Ireland protests about Russian warship plan

24 Jan, 2022 18:35 / Updated 3 years ago

By Layla Guest

Ireland’s says it cannot stop the drills, which are to take place in its exclusive economic zone

Russia’s intention to deploy warships in marine exercises off the Irish coast has come under fire from Dublin, with the nation’s foreign minister arguing they are a step too far when tensions across Europe are so high.

Speaking to reporters on Monday in Brussels, Simon Coveney said he had warned the Russian ambassador that the training exercises were not “welcomed” by the Irish government. However, he acknowledged that officials “don’t have the power to prevent this happening.”

The Russian battleships will participate in live-fire sea drills that are part of a wider series of separate exercises in the Mediterranean and North Seas, and the Northeast Atlantic and Pacific Oceans. More than 140 warships and support vessels and around 10,000 troops are expected to take part.

While the diplomat acknowledged that February’s exercises 240km (150 miles) off the southwest coast of Ireland will take place in international waters, it noted that those waters fall within the country’s exclusive economic zone.

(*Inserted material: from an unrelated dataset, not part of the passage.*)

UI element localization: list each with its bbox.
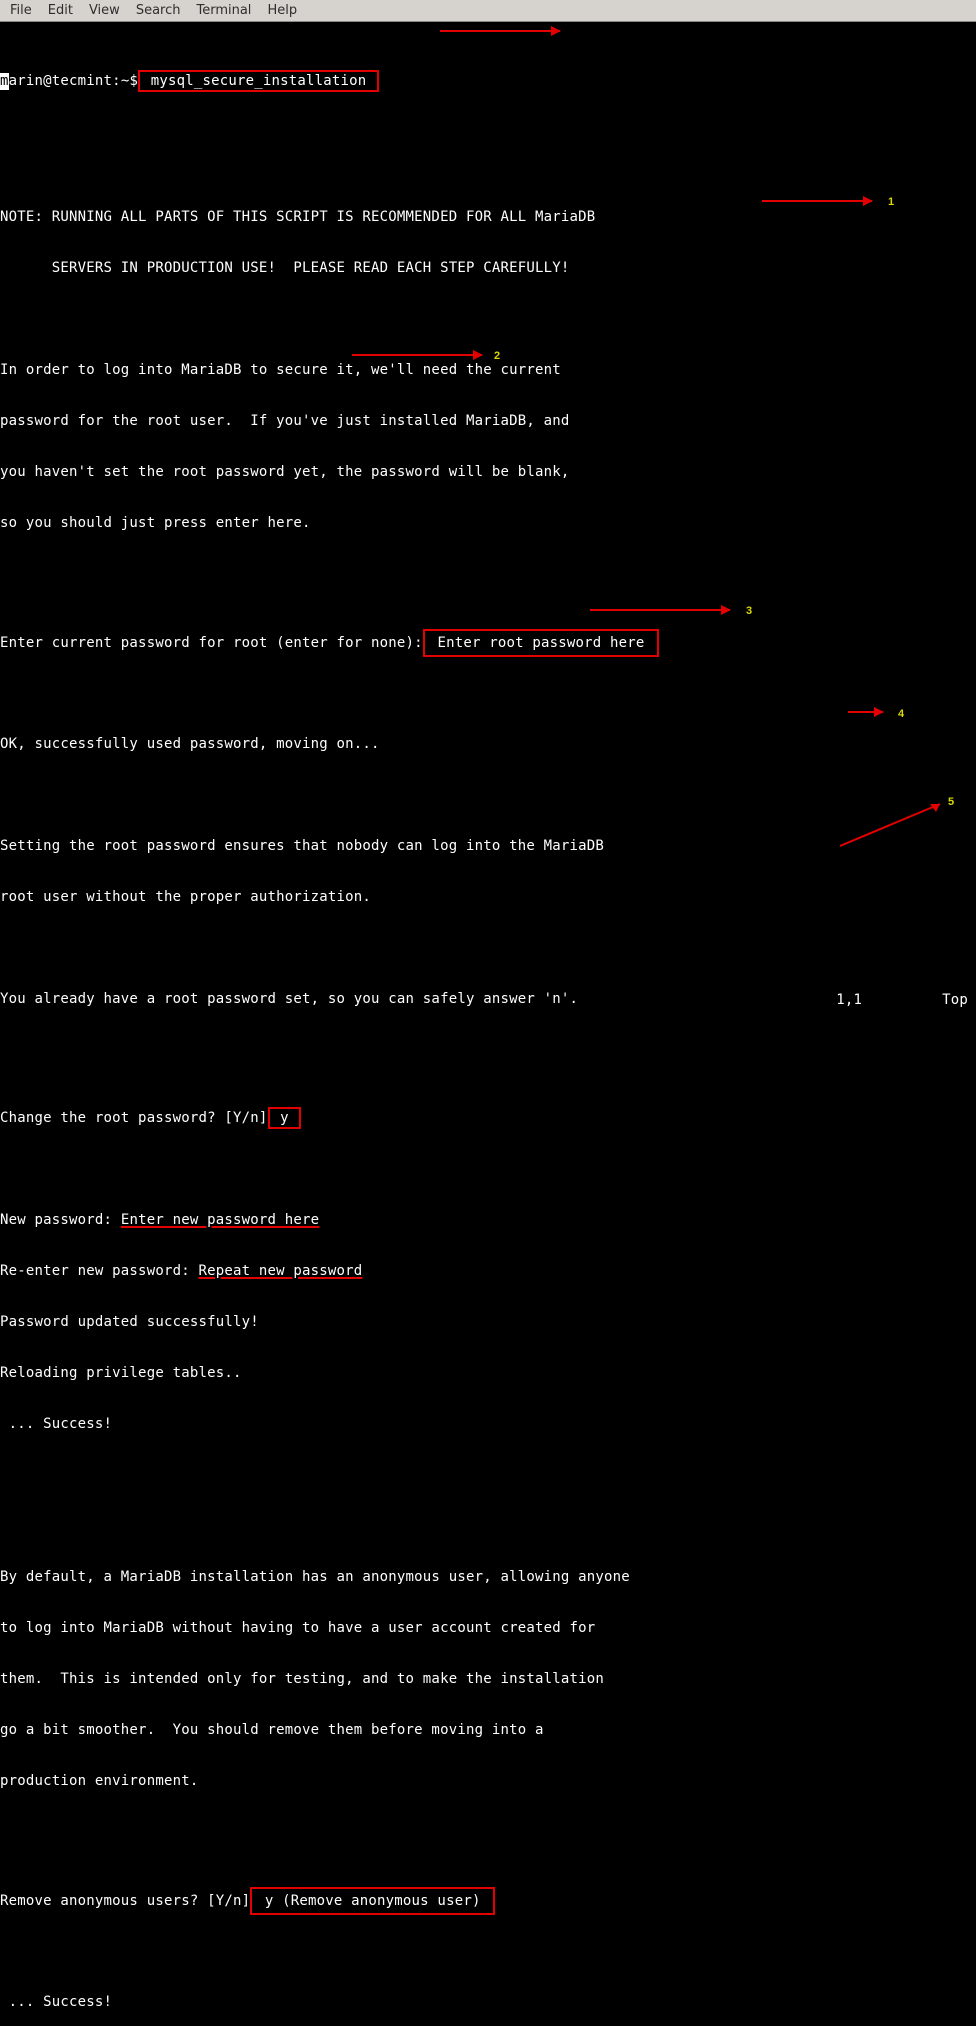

“Russia, under the International Law of the Sea, can of course undertake military exercises in international waters, but it’s the fact that they’re choosing to do it on the western borders, if you like, of the EU off the Irish coast,” Coveney continued.

“This isn’t the time to increase military activity and tension in the context of what’s happening with Ukraine at the moment, and so I think it’s important that I brief my colleagues on those intentions,” he said.

The minister said the European Union was ready to impose a “severe” range of sanctions and restrictions on Moscow in the event of its armed forces staging an incursion into Ukraine.

Coveney’s remarks come amid concerns expressed by Western officials in recent weeks that Russia is amassing its troops and hardware along the shared border ahead of invading its neighbor, which the Kremlin has repeatedly denied.

Instead, Moscow has accused the West of creating a precarious situation in the Eastern European nation. In November, Russian Foreign Minister Sergey Lavrov warned that, in Ukraine, “more and more forces and equipment are being accumulated on the line of contact in the Donbass, supported by an increasing number of Western instructors.”